Au total, ces 74 variations seraient responsables de 0,43% des écarts de niveau d’étude. Par ailleurs si l’on isole une seule variation, même la plus significative, son impact n’atteint que les 0,035%. De nombreux scientifiques, comme Daniel Benjamin (Université de Californie du Sud, Los Angeles) qui a participé à l’étude, rappellent qu’il serait malvenu de parler de gènes de l’éducation quand l’apport de la génétique est largement dépassé par d’autres facteurs, notamment environnementaux. Arthur Caplan regrette lui que ces résultats focalisent l’attention au détriment de facteurs prépondérants et connus comme la taille des classes, l’alimentation ou le nombre de professeurs.
Les conclusions de Daniel Benjamin rejoignent celles de plusieurs études qui identifient des grappes de gènes. Ainsi, en février 2016, Robert Plomin et trois chercheurs ont mis en avant que l’ensemble des compétences évaluées à l’école étaient influencées par les mêmes variations génétiques. Daniel Benjamin avançait ainsi que des milliers de variations étaient à l’oeuvre pour expliquer les 50% prédits par les études sur les jumeaux. Mais devant l’absence d’identification des gènes certains préfèrent ne pas aller trop vite, à l’image de John Hardy (University College London) qui ne veut pas fonder de politiques éducatives sur les résultats des études de jumeaux à l’heure actuelle. D’autres comme Aravinda Chakravarti (Johns Hopkins University) vont plus loin, estimant que ces études sont inutiles : « There are so many KNOWN and POTENT reasons why people don’t achieve educational attainment that looking for genetic effects that are UNKNOWN and OF MINUSCULE EFFECT seems pointless, »2 rapporté dans The Verge. « Je suis fermement opposé à ces études, » a t-il fermement ajouté.
La dernière étape est aussi de comprendre comment les variations génétiques conduisent à des différences cognitives entre individus. D’autres disciplines travaillent à résoudre la question de l’identification des gènes en visant leur effet sur le développement cérébral notamment.

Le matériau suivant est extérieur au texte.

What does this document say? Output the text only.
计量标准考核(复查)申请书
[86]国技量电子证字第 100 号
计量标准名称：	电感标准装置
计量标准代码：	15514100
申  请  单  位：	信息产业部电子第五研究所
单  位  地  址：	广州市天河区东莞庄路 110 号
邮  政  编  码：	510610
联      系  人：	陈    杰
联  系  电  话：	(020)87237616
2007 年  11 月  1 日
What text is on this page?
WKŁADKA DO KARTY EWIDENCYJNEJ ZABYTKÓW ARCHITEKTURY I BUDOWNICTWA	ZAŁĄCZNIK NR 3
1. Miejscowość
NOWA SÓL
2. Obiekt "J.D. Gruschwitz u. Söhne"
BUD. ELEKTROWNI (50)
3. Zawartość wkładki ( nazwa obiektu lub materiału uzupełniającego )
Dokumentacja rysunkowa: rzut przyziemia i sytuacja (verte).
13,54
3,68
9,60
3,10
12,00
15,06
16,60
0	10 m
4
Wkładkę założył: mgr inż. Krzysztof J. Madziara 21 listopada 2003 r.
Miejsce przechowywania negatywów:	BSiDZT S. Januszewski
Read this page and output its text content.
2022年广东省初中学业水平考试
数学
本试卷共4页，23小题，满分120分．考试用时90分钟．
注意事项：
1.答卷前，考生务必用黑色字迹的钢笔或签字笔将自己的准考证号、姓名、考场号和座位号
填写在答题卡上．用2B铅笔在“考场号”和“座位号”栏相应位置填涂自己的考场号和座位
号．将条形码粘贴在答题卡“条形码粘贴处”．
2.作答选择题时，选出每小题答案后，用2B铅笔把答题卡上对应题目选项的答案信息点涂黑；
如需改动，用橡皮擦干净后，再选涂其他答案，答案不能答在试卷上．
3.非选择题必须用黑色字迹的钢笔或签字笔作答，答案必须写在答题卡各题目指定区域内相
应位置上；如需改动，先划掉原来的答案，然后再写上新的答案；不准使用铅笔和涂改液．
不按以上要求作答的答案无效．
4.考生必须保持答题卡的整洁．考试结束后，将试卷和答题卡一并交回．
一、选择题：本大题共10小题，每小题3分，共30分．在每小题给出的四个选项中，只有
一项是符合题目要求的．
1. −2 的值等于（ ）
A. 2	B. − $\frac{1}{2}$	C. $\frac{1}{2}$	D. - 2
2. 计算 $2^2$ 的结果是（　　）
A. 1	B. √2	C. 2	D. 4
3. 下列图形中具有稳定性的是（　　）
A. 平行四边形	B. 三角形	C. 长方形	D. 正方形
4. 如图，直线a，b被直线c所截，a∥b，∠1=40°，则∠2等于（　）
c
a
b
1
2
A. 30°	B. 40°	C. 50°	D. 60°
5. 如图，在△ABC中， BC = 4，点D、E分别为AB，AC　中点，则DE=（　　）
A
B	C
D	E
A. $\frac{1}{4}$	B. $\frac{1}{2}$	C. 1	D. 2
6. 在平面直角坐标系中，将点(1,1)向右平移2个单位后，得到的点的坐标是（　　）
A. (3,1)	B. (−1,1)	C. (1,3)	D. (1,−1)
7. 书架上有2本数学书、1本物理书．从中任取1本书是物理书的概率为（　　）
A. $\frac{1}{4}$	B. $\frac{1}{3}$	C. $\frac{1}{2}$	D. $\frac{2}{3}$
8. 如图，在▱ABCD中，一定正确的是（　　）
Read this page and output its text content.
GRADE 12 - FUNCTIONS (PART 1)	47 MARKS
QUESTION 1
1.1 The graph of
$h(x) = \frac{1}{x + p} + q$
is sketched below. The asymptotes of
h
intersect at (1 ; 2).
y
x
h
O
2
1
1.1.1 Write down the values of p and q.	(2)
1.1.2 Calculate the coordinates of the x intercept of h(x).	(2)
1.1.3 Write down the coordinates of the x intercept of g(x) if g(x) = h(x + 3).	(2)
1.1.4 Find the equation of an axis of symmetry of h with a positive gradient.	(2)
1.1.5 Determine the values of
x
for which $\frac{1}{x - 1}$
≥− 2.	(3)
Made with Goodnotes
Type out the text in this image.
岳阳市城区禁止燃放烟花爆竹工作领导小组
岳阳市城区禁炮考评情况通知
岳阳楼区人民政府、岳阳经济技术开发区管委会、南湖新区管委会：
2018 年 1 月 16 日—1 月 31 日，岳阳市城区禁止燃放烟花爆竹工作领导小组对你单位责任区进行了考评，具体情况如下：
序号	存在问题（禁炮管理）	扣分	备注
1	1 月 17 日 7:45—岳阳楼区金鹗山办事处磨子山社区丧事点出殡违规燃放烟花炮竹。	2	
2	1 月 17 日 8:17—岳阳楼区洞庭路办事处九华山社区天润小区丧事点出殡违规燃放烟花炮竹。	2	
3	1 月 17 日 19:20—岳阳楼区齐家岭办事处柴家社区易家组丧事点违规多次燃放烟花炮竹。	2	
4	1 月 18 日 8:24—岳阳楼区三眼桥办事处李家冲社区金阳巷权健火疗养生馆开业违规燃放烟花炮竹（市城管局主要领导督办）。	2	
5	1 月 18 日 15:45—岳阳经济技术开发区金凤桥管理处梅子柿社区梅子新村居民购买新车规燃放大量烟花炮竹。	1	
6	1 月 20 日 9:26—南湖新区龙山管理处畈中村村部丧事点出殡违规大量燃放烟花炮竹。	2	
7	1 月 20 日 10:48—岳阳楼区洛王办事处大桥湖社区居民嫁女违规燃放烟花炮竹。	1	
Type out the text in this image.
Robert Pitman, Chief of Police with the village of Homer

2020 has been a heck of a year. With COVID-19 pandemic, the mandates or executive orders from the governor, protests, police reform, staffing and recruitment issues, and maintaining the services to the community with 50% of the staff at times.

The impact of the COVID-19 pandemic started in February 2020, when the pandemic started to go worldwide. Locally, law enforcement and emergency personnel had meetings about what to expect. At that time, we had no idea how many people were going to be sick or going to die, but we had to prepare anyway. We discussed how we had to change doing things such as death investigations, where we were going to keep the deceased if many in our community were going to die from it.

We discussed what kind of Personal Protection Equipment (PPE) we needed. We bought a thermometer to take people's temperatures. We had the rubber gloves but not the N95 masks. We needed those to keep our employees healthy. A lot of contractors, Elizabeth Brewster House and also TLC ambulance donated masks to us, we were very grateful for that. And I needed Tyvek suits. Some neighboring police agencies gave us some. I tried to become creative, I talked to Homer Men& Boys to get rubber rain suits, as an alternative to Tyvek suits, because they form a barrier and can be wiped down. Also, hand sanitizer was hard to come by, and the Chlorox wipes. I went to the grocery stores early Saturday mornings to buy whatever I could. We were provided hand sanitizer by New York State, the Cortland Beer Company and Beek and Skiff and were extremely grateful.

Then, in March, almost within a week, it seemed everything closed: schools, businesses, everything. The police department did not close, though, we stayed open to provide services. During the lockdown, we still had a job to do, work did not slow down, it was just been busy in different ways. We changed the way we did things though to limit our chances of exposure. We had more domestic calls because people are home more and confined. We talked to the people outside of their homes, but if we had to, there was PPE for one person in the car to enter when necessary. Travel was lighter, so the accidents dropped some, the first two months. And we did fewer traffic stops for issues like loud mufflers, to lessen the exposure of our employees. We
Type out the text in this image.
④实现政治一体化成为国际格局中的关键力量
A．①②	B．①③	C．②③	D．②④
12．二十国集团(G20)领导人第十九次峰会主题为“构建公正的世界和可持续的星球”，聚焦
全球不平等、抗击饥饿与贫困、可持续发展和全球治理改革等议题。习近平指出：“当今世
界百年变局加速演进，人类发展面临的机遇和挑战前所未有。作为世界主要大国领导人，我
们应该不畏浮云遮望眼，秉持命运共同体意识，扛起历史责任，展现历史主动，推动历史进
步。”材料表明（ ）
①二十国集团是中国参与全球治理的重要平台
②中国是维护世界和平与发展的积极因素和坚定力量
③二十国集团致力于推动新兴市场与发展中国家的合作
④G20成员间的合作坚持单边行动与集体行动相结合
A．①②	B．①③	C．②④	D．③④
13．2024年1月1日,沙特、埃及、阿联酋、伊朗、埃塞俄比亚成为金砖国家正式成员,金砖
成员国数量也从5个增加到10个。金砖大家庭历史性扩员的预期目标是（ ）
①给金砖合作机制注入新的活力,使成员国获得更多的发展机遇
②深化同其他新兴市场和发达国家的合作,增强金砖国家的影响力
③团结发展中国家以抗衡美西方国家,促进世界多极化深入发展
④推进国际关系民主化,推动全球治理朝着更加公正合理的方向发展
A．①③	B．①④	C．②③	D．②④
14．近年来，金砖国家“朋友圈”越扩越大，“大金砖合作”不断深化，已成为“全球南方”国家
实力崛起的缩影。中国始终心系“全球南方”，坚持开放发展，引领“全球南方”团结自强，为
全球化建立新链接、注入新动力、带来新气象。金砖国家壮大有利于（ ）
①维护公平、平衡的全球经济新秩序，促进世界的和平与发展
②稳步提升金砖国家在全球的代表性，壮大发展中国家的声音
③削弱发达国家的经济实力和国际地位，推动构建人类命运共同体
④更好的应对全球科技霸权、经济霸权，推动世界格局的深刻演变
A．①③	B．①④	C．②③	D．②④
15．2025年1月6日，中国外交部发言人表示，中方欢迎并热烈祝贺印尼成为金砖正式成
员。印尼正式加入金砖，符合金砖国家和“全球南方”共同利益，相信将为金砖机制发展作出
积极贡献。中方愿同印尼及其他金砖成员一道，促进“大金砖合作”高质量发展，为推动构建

Ainsi, l’imagerie cérébrale (voir la page gènes et cerveau) est une piste sérieuse pour pallier un manque de résultats qui disqualifie la discipline auprès de certains scientifiques.
Nos traductions :
1 « Pour moi, le danger de ce type de rapports est qu’ils masquent les causes évidentes et importantes de la capacité à progresser à l’école comme la sécurité des écoles, le nombre de professeurs, la taille des classes, l’alimentation, vous pouvez compléter la liste ! »
2« Il y a tellement de raisons connues et importantes qui expliquent l’échec scolaire que regarder les effets génétiques qui sont inconnus et d’une très faible influence paraît inutile »
3Les études de jumeaux sont à la base de la génétique comportementale, mais elles partent du postulat que nous traitons de la même manière les vrais jumeaux des faux jumeaux, ce qui est probablement faux. Ces résultats sont intéressants mais en aucun ils ne sont définitifs et de ce fait il serait peu sage de prendre des décisions d’éducation basées sur ces données.